McCormick died in 2004 after suffering a stroke while conducting the junior orchestra in concert. She was replaced in the role of conductor by Mark Steighner, who directed his first concert in charge of the Sinfonietta on March 4, 2005. Steighner, then the music director at Hood River Valley High School, led the charge to "increase the professionalism" of the Sinfonietta, highlighted by a name change to the Columbia Gorge Sinfonietta and the June 2005 formation of the Columbia Gorge Orchestra Association (CGOA). The Sinfonietta's season was extended from two performances each year to a series of three programs repeated on Friday and Sunday.

===Columbia Gorge Orchestra Association===
The CGOA was officially formed as a nonprofit organization on June 25, 2005, with Faith Ackerman named as the first president of the board of directors. Upon the founding of the CGOA, the Sinfonietta began to collaborate with artists from outside the Columbia River Gorge area, including Storm Large, Stephen Seifert, Blair Tindall, David Wilcox and the Vienna Boys' Choir. The association also began expanding beyond orchestra, originally with the addition of the VOCI choir in December 2006. A youth choir, a big band, and a theatre ensemble were all added over the next ten years. Until 2022, all ensembles were directed by Mark Steighner.

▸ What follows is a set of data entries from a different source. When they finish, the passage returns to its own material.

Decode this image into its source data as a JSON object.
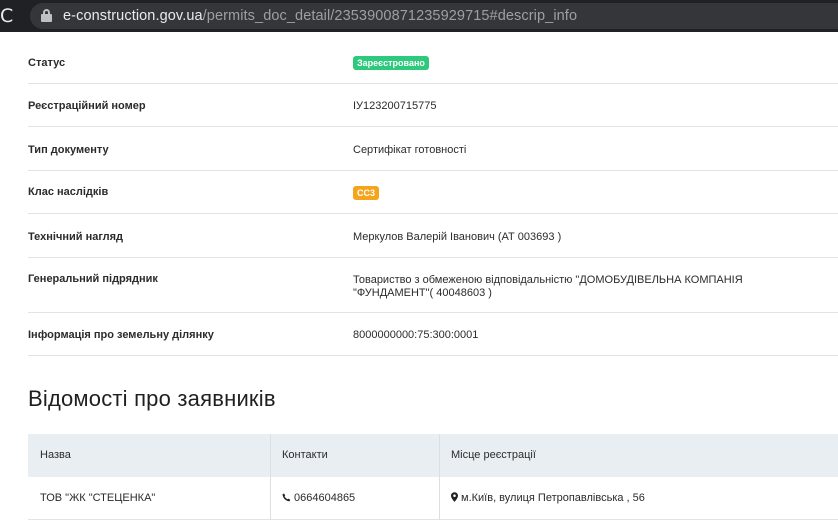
{
  "browser": {
    "url_host": "e-construction.gov.ua",
    "url_path": "/permits_doc_detail/2353900871235929715#descrip_info"
  },
  "details": [
    {
      "label": "Статус",
      "value": "Зареєстровано",
      "kind": "badge",
      "badge_color": "#2ec97c"
    },
    {
      "label": "Реєстраційний номер",
      "value": "IУ123200715775",
      "kind": "text"
    },
    {
      "label": "Тип документу",
      "value": "Сертифікат готовності",
      "kind": "text"
    },
    {
      "label": "Клас наслідків",
      "value": "СС3",
      "kind": "badge",
      "badge_color": "#f4a51c"
    },
    {
      "label": "Технічний нагляд",
      "value": "Меркулов Валерій Іванович (АТ 003693 )",
      "kind": "text"
    },
    {
      "label": "Генеральний підрядник",
      "value_line1": "Товариство з обмеженою відповідальністю \"ДОМОБУДІВЕЛЬНА КОМПАНІЯ",
      "value_line2": "\"ФУНДАМЕНТ\"( 40048603 )",
      "kind": "multiline"
    },
    {
      "label": "Інформація про земельну ділянку",
      "value": "8000000000:75:300:0001",
      "kind": "text"
    }
  ],
  "applicants": {
    "title": "Відомості про заявників",
    "columns": [
      "Назва",
      "Контакти",
      "Місце реєстрації"
    ],
    "rows": [
      {
        "name": "ТОВ \"ЖК \"СТЕЦЕНКА\"",
        "phone": "0664604865",
        "address": "м.Київ, вулиця Петропавлівська , 56"
      }
    ]
  }
}
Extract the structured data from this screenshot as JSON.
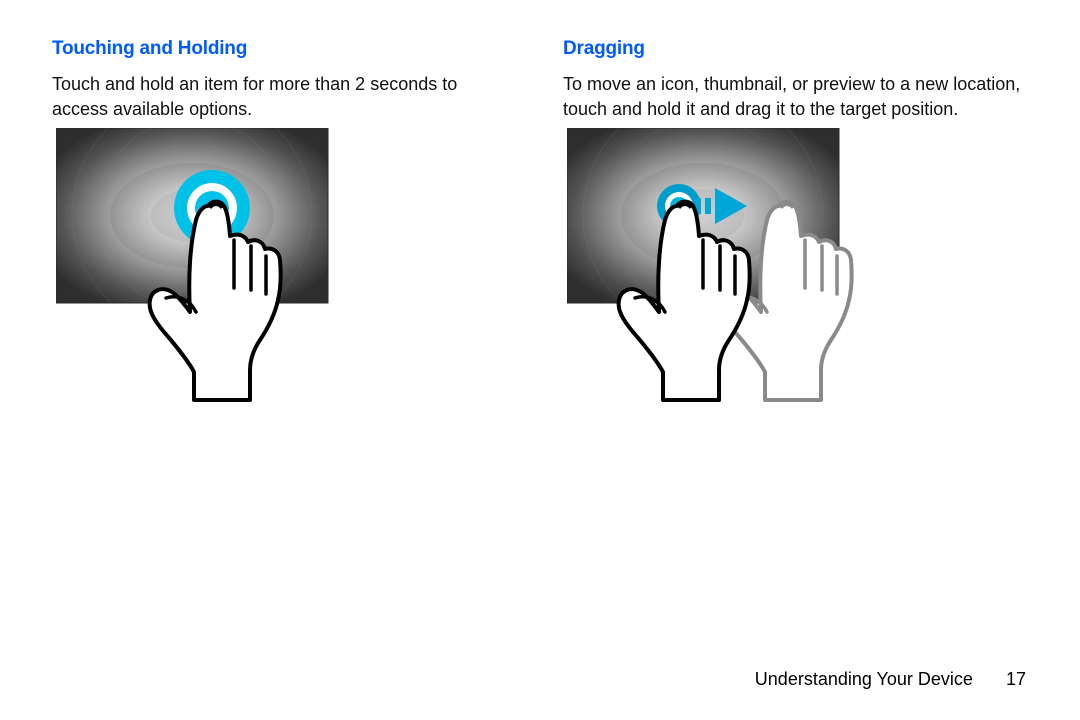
{
  "left": {
    "heading": "Touching and Holding",
    "body": "Touch and hold an item for more than 2 seconds to access available options."
  },
  "right": {
    "heading": "Dragging",
    "body": "To move an icon, thumbnail, or preview to a new location, touch and hold it and drag it to the target position."
  },
  "footer": {
    "section": "Understanding Your Device",
    "page": "17"
  },
  "colors": {
    "accent": "#00B6E0",
    "accent_dark": "#0093C4",
    "heading_blue": "#005aff"
  }
}
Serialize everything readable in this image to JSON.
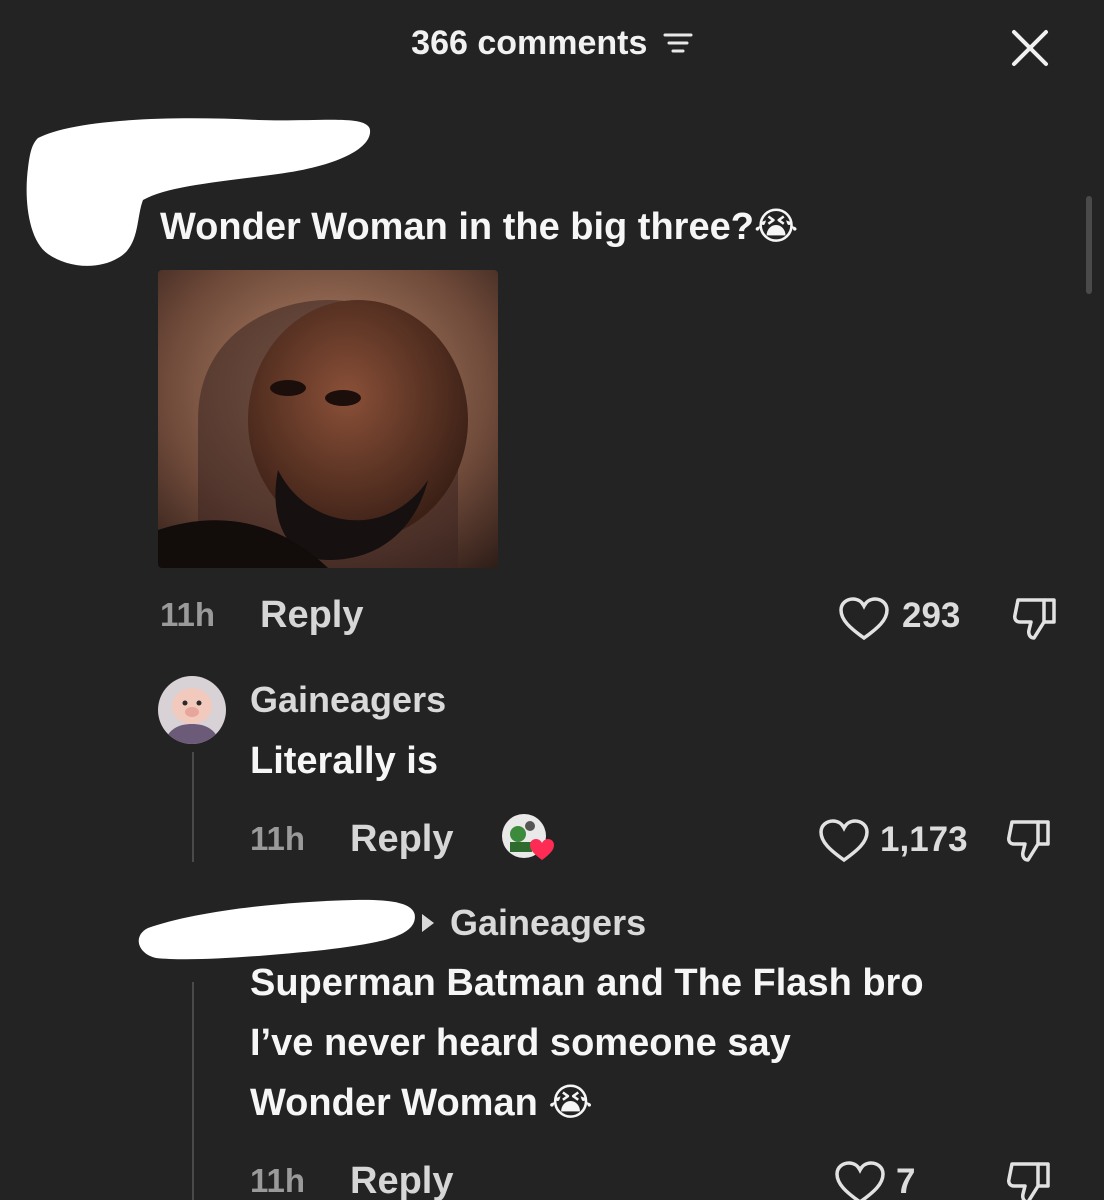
{
  "header": {
    "title": "366 comments",
    "filter_icon": "filter-sort-icon",
    "close_icon": "close-icon"
  },
  "comments": [
    {
      "text": "Wonder Woman in the big three?😭",
      "time": "11h",
      "reply_label": "Reply",
      "likes": "293",
      "has_image": true
    },
    {
      "username": "Gaineagers",
      "text": "Literally is",
      "time": "11h",
      "reply_label": "Reply",
      "likes": "1,173",
      "creator_liked": true
    },
    {
      "reply_to": "Gaineagers",
      "text_lines": [
        "Superman Batman and The Flash bro",
        "I’ve never heard someone say",
        "Wonder Woman 😭"
      ],
      "time": "11h",
      "reply_label": "Reply",
      "likes": "7"
    }
  ],
  "colors": {
    "background": "#232323",
    "text": "#ffffff",
    "muted": "#9a9a9a",
    "heart_red": "#fe2c55"
  }
}
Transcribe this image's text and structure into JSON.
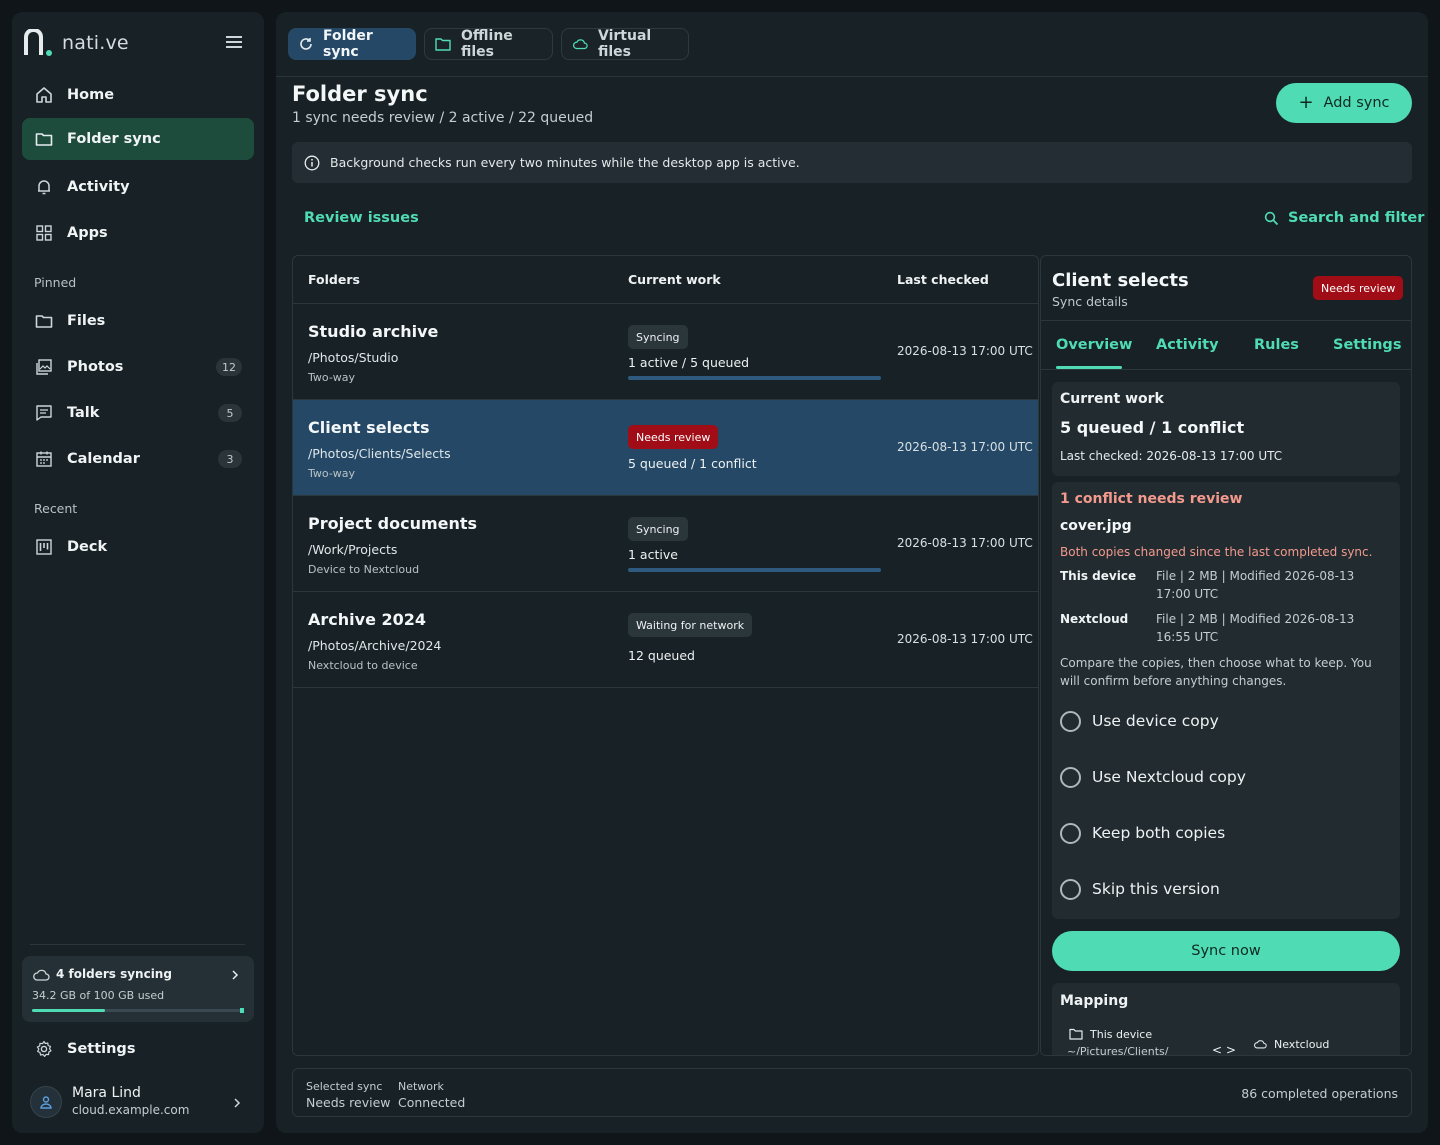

In 2016, Steighner co-founded the Performing Arts Initiative (PAI), an all-volunteer effort to develop a dedicated performing arts building in the Columbia River Gorge. The PAI signed a land pre-lease agreement to build a 400-600-seat multi-use facility for performing arts in Hood River; architectural renderings of the complex were released in 2019.

==Ensembles==
The founding ensemble of CGOA is the Columbia Gorge Sinfonietta, the largest and oldest of the association's six ensembles. It typically has about 45-50 musicians, with five to nine being paid, professional musicians from both the Columbia River Gorge and the Portland metropolitan area. The Sinfonietta existed alone until the creation of CGOA, when VOCI was created in 2006. The choir performs both alone and with the Sinfonietta, and after years of flux has settled to become a mixed-voices group of about 50 singers currently directed by Dan Kenealy. The CGOA also includes the Gorge Youth Chorus, open to children ages eight to 13. It had been created in the early years of the CGOA but went on hiatus before returning as an active ensemble. The Youth Chorus is currently inactive.

The Gorge Jazz Collective Big Band was added in 2015, and as of 2023 is directed by Michael Paul. The Jazz Collective is a contemporary big band, but also has collaborated with local banda and marimba groups, plus many local jazz and pop musicians. The string quartet is not a sponsored ensemble, but made up of Sinfonietta musicians. The quartet plays private house concerts, weddings, and special occasions. Professional violinist Chari Harrington, a member of the Sinfonietta, became the first leader of the quartet.

The newest CGOA ensemble is Stages Musical Theatre, added to the association in 2016. The theatre group presents musical theatre, including such shows as Mama Mia, Fun Home, the Pirates of Penzance, West Side Story and Murder Ballad, and is the only CGOA ensemble that is not solely a musical group.